A step-by-step guide to setting up, configuring, and running GraphRAG for .NET — a graph-based Retrieval-Augmented Generation system that builds knowledge graphs from your documents and uses them to power more accurate, context-rich LLM responses.


Table of Contents

  1. Prerequisites
  2. Installation
  3. Quick Start
  4. Project Structure
  5. Configuration
  6. Strategy Plugins
  7. CLI Reference
  8. Integrating with an Agent
  9. Programmatic API Usage
  10. Search Web App
  11. Troubleshooting

Prerequisites

Requirement Version Notes
.NET SDK 10.0.100 or later Download .NET 10
Azure OpenAI (or OpenAI) API key required For LLM completions and embeddings
Git Any recent version To clone the repository

Verify your .NET installation:

dotnet --version
# Expected: 10.0.100 or higher

Installation

Clone and Build

git clone https://github.com/microsoft/graphrag.git
cd graphrag/dotnet
dotnet build

The solution produces a CLI executable at src/GraphRag/bin/Debug/net10.0/graphrag.

Run Tests (Optional)

dotnet test
# Expected: 200 tests passing (195 unit + 5 integration)

Quick Start

1. Initialize a Project

Create a new GraphRAG project directory with default settings:

dotnet run --project src/GraphRag -- init --root ./my-project

This creates ./my-project/settings.yaml with a minimal configuration template.

2. Add Your Documents

Place your source documents in the input directory:

mkdir ./my-project/input
cp /path/to/your/documents/*.txt ./my-project/input/

Supported input formats (with appropriate strategy plugins):

Format Built-in Strategy Plugin Required
Plain text (.txt)
JSON (.json)
JSON Lines (.jsonl)
CSV (.csv) ✅ (basic) GraphRag.Input.CsvHelper for robust parsing
Markdown (.md) GraphRag.Input.Markdig
Word (.docx) GraphRag.Input.OpenXml

3. Configure Your Environment

Create a .env file in your project root with your API credentials:

# ./my-project/.env
GRAPHRAG_API_KEY=your-azure-openai-api-key
GRAPHRAG_API_BASE=https://your-resource.openai.azure.com/
GRAPHRAG_API_VERSION=2024-06-01

Then update settings.yaml to reference them (see Configuration below).

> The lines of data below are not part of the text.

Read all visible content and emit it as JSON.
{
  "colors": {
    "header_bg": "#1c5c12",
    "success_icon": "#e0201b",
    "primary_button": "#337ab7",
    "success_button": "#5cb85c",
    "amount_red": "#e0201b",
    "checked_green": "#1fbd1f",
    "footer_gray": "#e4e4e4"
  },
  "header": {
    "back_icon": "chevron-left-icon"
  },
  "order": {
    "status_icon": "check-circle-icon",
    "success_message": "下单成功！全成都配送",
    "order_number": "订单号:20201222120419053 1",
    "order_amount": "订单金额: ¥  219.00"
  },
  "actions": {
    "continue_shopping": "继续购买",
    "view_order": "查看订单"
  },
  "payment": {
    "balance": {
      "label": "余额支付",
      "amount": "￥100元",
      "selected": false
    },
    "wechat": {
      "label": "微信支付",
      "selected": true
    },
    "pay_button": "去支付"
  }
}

4. Build the Knowledge Graph Index

dotnet run --project src/GraphRag -- index --root ./my-project

This runs the full indexing pipeline:

  1. Input — reads documents from the input directory
  2. Chunking — splits text into processable segments
  3. Entity Extraction — identifies entities and relationships using the LLM
  4. Graph Construction — builds a knowledge graph from extracted data
  5. Community Detection — clusters related entities into communities
  6. Summarization — generates community reports and descriptions
  7. Embedding — creates vector embeddings for search

Output is written to ./my-project/output/.

5. Query the Knowledge Graph

# Local search — best for specific entity questions
dotnet run --project src/GraphRag -- query --root ./my-project --method local \
  --query "What are the main technologies discussed?"

# Global search — best for broad thematic questions
dotnet run --project src/GraphRag -- query --root ./my-project --method global \
  --query "What are the key themes across all documents?"

# DRIFT search — dynamic reasoning with iterative tree expansion
dotnet run --project src/GraphRag -- query --root ./my-project --method drift \
  --query "How do the organizations relate to each other?"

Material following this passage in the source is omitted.